The City’s Amendments to Restrictions on Employer Use of Credit History
Since 2016, it has been an “unlawful discriminatory practice for an employer to procure, to seek a person’s cooperation or consent to procure, or to use credit information regarding an employee or applicant in connection with hiring, discharge, tenure, promotion, discipline or consideration of any other term, condition or privilege of employment with respect to such employee or applicant.” The prohibition on the procurement and use of credit information applies regardless of whether the check is conducted pre- or post-offer of employment. The ordinance sets out several exceptions. For instance, the law does not apply to any law enforcement agency or financial institution.
Under the amended ordinance effective March 21, 2021 (Bill No. 200413), law enforcement agencies and financial institutions are no longer automatically exempted from its prohibitions. Instead, law enforcement agencies and financial institutions may use credit history information for employment purposes if one of the other exceptions in the ordinance applies, including if such information “must be obtained pursuant to state or federal law” or the “job requires an employee to be bonded under City, state, or federal law.”
The amendment in Bill No. 200614 removes the requirement that employers provide written notice to the applicant or employee of their reliance on credit information, identify and provide the information on which the employer relied in making its adverse decision, and provide the individual an opportunity to explain the circumstances surrounding the potentially disqualifying information before the employer takes action.

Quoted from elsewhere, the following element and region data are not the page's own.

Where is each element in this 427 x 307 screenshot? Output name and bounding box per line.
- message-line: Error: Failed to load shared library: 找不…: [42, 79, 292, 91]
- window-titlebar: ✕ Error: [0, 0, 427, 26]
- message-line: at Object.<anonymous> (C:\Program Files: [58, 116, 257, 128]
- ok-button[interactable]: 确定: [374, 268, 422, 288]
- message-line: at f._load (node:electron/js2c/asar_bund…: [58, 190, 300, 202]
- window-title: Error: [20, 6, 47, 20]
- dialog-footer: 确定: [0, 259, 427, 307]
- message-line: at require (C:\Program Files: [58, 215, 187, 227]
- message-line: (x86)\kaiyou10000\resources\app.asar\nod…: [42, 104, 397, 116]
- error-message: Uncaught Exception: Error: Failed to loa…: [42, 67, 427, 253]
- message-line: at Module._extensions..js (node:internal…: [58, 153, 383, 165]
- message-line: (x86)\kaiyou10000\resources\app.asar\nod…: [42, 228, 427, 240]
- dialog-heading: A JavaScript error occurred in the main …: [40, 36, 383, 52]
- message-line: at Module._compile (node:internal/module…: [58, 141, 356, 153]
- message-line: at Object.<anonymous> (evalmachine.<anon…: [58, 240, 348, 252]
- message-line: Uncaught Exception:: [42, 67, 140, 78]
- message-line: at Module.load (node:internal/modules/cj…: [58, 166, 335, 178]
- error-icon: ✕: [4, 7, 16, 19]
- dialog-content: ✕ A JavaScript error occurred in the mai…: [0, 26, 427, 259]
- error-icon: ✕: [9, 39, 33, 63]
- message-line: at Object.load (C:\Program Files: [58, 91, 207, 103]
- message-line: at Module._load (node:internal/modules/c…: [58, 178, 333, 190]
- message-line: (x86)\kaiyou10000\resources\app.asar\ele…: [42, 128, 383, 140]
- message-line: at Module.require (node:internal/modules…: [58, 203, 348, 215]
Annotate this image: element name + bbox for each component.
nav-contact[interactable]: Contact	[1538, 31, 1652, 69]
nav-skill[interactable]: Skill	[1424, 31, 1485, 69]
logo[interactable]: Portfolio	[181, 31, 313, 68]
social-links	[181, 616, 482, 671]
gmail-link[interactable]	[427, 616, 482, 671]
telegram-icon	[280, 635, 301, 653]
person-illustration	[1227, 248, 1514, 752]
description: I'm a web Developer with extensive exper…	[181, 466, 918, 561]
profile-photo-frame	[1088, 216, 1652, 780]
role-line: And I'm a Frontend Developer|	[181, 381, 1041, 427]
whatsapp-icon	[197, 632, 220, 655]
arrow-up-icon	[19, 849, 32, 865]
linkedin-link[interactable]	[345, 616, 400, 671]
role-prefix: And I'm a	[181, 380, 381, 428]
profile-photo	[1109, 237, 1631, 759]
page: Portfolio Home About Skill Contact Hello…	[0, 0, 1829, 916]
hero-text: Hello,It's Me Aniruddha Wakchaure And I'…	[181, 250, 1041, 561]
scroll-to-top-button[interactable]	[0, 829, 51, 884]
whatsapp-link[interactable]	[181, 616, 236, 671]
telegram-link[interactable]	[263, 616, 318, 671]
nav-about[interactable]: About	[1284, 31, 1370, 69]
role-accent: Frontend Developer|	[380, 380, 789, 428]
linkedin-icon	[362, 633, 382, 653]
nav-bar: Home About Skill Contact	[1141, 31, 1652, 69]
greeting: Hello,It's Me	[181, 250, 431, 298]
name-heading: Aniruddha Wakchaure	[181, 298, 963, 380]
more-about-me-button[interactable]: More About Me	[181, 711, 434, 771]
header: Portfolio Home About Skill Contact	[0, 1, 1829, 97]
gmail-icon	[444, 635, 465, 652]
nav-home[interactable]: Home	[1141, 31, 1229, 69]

Of course, employers still must be mindful of the Fair Credit Reporting Act’s pre-adverse and adverse action notice requirements when taking action based in whole or in part on information obtained from a third-party background check report.
Next Steps for Employers
Most immediately, covered Philadelphia employers and gig economy companies should determine whether they need to revise job applications, interview guidelines, and policies and procedures for criminal and credit history background checks.
Employers throughout the United States, and particularly multi-state employers, should continue to monitor developments in this and related areas of the law, and always should remain mindful of their obligations under the federal FCRA. Class action claims under the FCRA remains a fertile source of litigation and, thus, employers should consider an annual audit and review of their background check disclosure and authorization forms and their pre-adverse and adverse action notices and processes.